Le texte qui suit est extrait de Charles GRAD : « L’Alsace, le pays et ses habitants » (Hachette, 1889), et figure au chapitre XXXVI : Traque au lièvre, p. 256-257 (texte consultable via Google livres).

« Ici comme partout, les lacets et les bâtons des braconniers font une rude concurrence aux chasseurs pourvus d’un permis légitime. Le braconnage au bâton s’exerce quand le lièvre « tient » ; le braconnage au lacet, pendant l’année entière. On dit que le lièvre tient, quand il ne fuit pas à votre approche. Généralement le lièvre tient à l’époque de l’ouverture de la chasse, à cause de la quiétude dans laquelle il a vécu plusieurs mois durant. Pendant les grandes chaleurs, dans la neige ou quand la pluie détrempe les champs, il tient aussi parce qu’il a conscience des difficultés de la fuite dans ces conditions. Alors on peut tourner vingt fois autour de lui, approcher à deux pas du gîte où l’animal se blottit, sans bouger ni sourciller, vous dévisageant seulement de son bel œil noir et rond. Le braconnier qui a reconnu un lièvre dans son gîte marche droit sur lui jusqu’à vingt pas de distance. Puis, obliquant à droite ou à gauche, il tourne autour en rétrécissant le cercle qu’il décrit. Parvenu à deux pas, le braconnier frappe sa victime d’un coup de bâton sur la nuque. Si l’animal ne reste pas mort sur place, le bâton lancé avec adresse lui casse les pattes de derrière. D’autres fois les braconniers se mettent à deux pour chasser en commun. Dans ce cas l’un des associés s’avance hardiment vers le lièvre au gîte, qu’il dépasse pour attirer l’attention anxieuse de la pauvre bête, tandis que le complice l’assomme en s’approchant sans être aperçu.
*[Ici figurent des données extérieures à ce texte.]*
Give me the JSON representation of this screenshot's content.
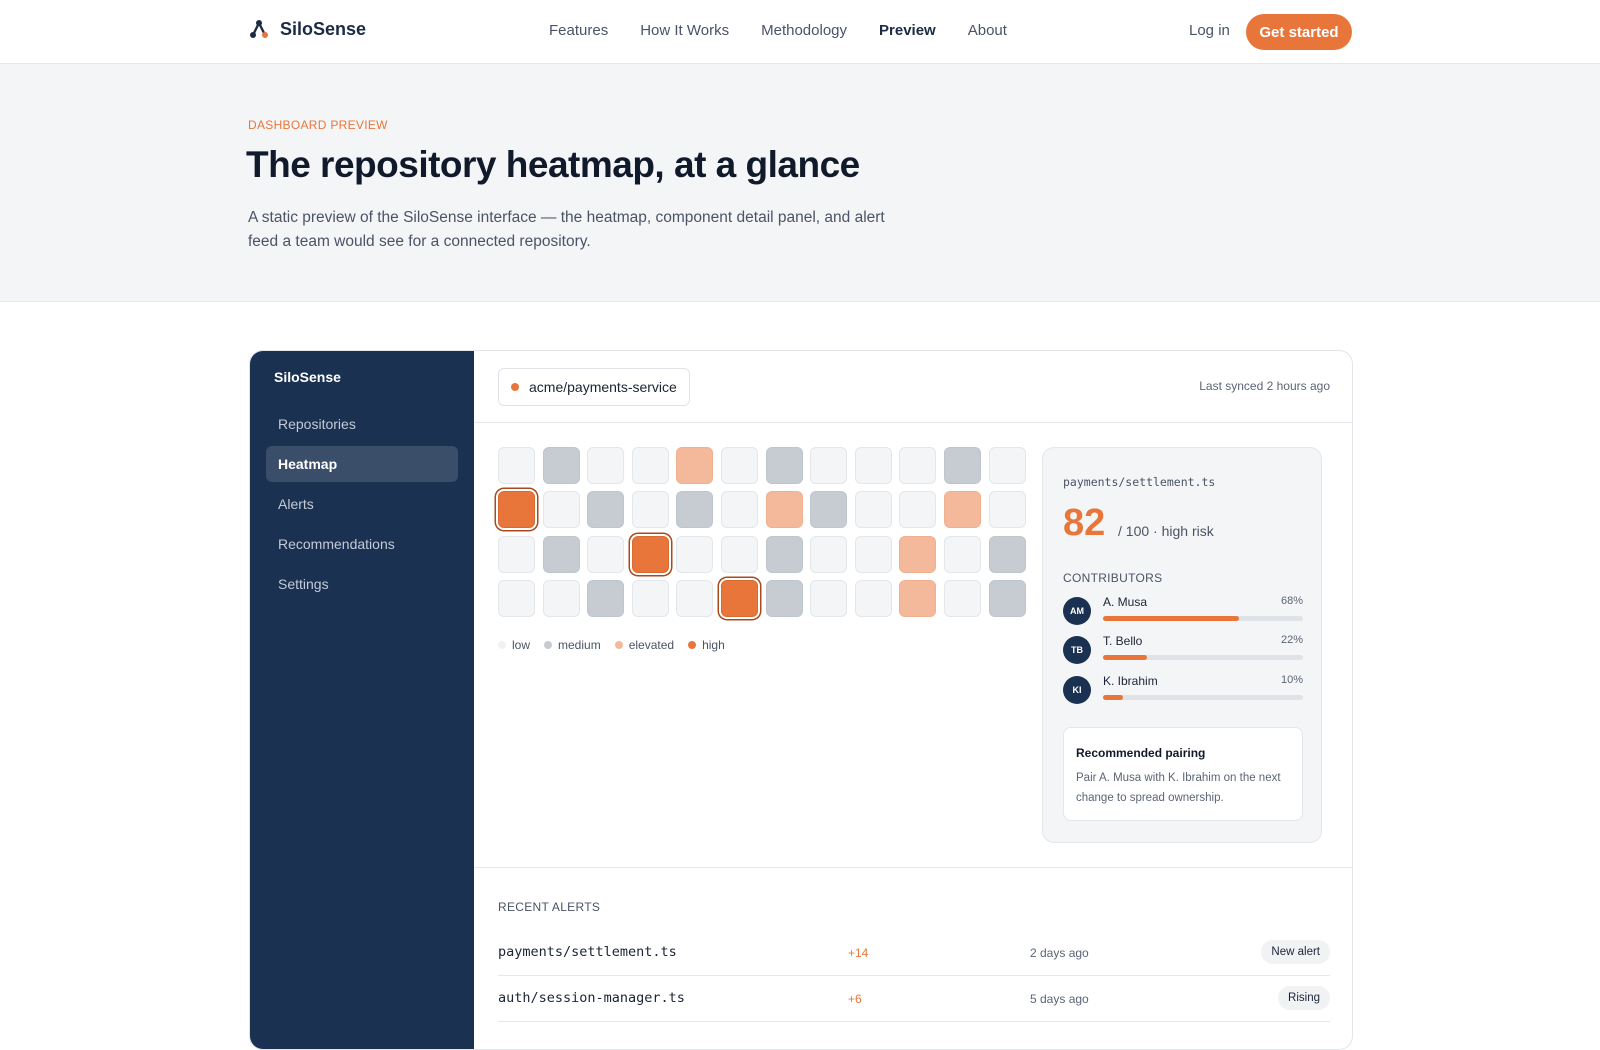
{
  "brand": {
    "name": "SiloSense",
    "icon": "network-nodes-icon"
  },
  "nav": {
    "links": [
      "Features",
      "How It Works",
      "Methodology",
      "Preview",
      "About"
    ],
    "active": "Preview"
  },
  "auth": {
    "login": "Log in",
    "cta": "Get started"
  },
  "hero": {
    "eyebrow": "DASHBOARD PREVIEW",
    "title": "The repository heatmap, at a glance",
    "subtitle": "A static preview of the SiloSense interface — the heatmap, component detail panel, and alert feed a team would see for a connected repository."
  },
  "dashboard": {
    "sidebar": {
      "brand": "SiloSense",
      "items": [
        "Repositories",
        "Heatmap",
        "Alerts",
        "Recommendations",
        "Settings"
      ],
      "active": "Heatmap"
    },
    "repo": {
      "name": "acme/payments-service",
      "synced": "Last synced 2 hours ago"
    },
    "heatmap": {
      "levels": [
        "low",
        "medium",
        "elevated",
        "high"
      ],
      "level_colors": [
        "#f4f5f6",
        "#c7ccd3",
        "#f4b99a",
        "#e8763b"
      ],
      "rows": [
        [
          0,
          1,
          0,
          0,
          2,
          0,
          1,
          0,
          0,
          0,
          1,
          0
        ],
        [
          3,
          0,
          1,
          0,
          1,
          0,
          2,
          1,
          0,
          0,
          2,
          0
        ],
        [
          0,
          1,
          0,
          3,
          0,
          0,
          1,
          0,
          0,
          2,
          0,
          1
        ],
        [
          0,
          0,
          1,
          0,
          0,
          3,
          1,
          0,
          0,
          2,
          0,
          1
        ]
      ],
      "legend": [
        {
          "label": "low",
          "color": "#f0f1f3"
        },
        {
          "label": "medium",
          "color": "#c7ccd3"
        },
        {
          "label": "elevated",
          "color": "#f4b99a"
        },
        {
          "label": "high",
          "color": "#e8763b"
        }
      ]
    },
    "detail": {
      "file": "payments/settlement.ts",
      "score": "82",
      "score_meta": "/ 100 · high risk",
      "contributors_heading": "CONTRIBUTORS",
      "contributors": [
        {
          "initials": "AM",
          "name": "A. Musa",
          "pct": "68%",
          "share": 0.68
        },
        {
          "initials": "TB",
          "name": "T. Bello",
          "pct": "22%",
          "share": 0.22
        },
        {
          "initials": "KI",
          "name": "K. Ibrahim",
          "pct": "10%",
          "share": 0.1
        }
      ],
      "pairing": {
        "title": "Recommended pairing",
        "text": "Pair A. Musa with K. Ibrahim on the next change to spread ownership."
      }
    },
    "alerts": {
      "heading": "RECENT ALERTS",
      "rows": [
        {
          "file": "payments/settlement.ts",
          "delta": "+14",
          "time": "2 days ago",
          "badge": "New alert"
        },
        {
          "file": "auth/session-manager.ts",
          "delta": "+6",
          "time": "5 days ago",
          "badge": "Rising"
        }
      ]
    }
  }
}
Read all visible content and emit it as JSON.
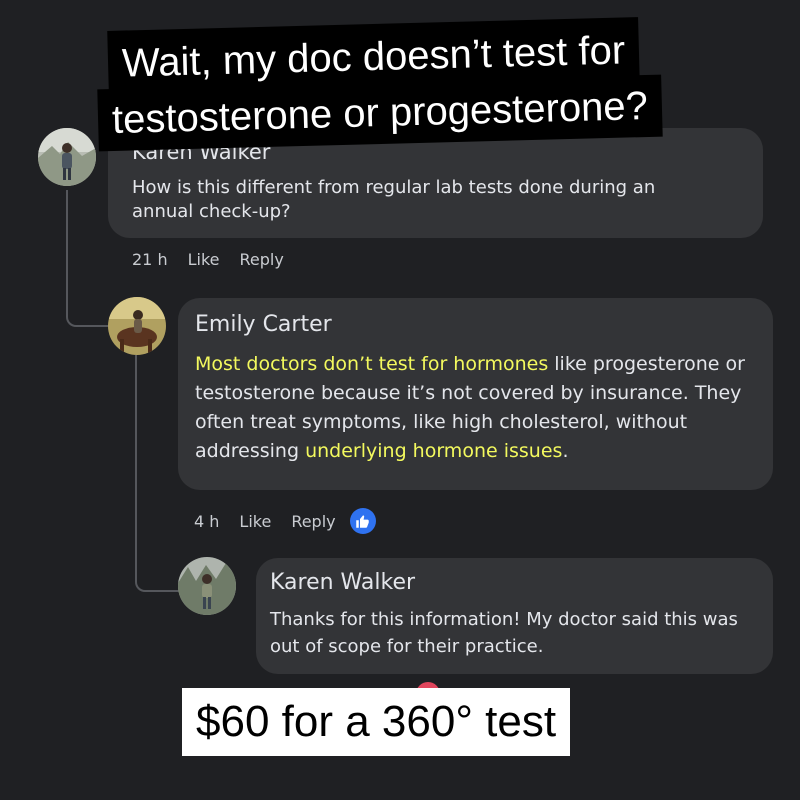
{
  "headline": {
    "line1": "Wait, my doc doesn’t test for",
    "line2": "testosterone or progesterone?"
  },
  "comment1": {
    "author": "Karen Walker",
    "text": "How is this different from regular lab tests done during an annual check-up?",
    "time": "21 h",
    "like_label": "Like",
    "reply_label": "Reply"
  },
  "comment2": {
    "author": "Emily Carter",
    "text_hl1": "Most doctors don’t test for hormones",
    "text_mid": " like progesterone or testosterone because it’s not covered by insurance. They often treat symptoms, like high cholesterol, without addressing ",
    "text_hl2": "underlying hormone issues",
    "text_end": ".",
    "time": "4 h",
    "like_label": "Like",
    "reply_label": "Reply",
    "reaction_icon": "thumbs-up-icon"
  },
  "comment3": {
    "author": "Karen Walker",
    "text": "Thanks for this information! My doctor said this was out of scope for their practice."
  },
  "bottom_caption": "$60 for a 360° test",
  "colors": {
    "background": "#1f2023",
    "bubble": "#333437",
    "highlight": "#f3f95e",
    "like_blue": "#2f72f0"
  }
}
Le braconnier au bâton, détesté cordialement des chasseurs à permis, non moins que les praticiens au lacet, choisit de préférence pour ses exploits une plaine unie, sans accident de terrain, sans bouquets d’arbres susceptibles de servir de cachette à un garde. D’ordinaire, il porte sur l’épaule gauche une houe ou quelque autre outil aratoire, non pas le bâton suspect. Celui-ci est caché soigneusement sous les feuilles de choux ou dans la végétation des champs. Une ficelle attachée au bâton permet de le tirer dans les herbes et les sillons sans être aperçu et de le ramener dans la main au moment de porter le coup mortel au lièvre découvert au gîte. A distance, l’œil le plus exercé ne distingue rien de particulier dans l’allure de cet homme, que vous prenez pour un inoffensif cultivateur. Une rencontre compromettante est-elle inévitable, le chasseur clandestin desserre les doigts, lâche la corde, et le bâton reste caché dans la verdure. Dans cette profession, comme dans beaucoup d’autres, il importe surtout de ne pas laisser voir la ficelle. Quant au lièvre tué, le braconnier ne le ramasse pas sur-le-champ, mais seulement à la tombée de la nuit, avec les précautions voulues, bien caché dans un sac. Pas de moyen moins compromettant ni plus productif que ce mode perfectionné de chasser au bâton, sans dépense pour le permis ni frais de location.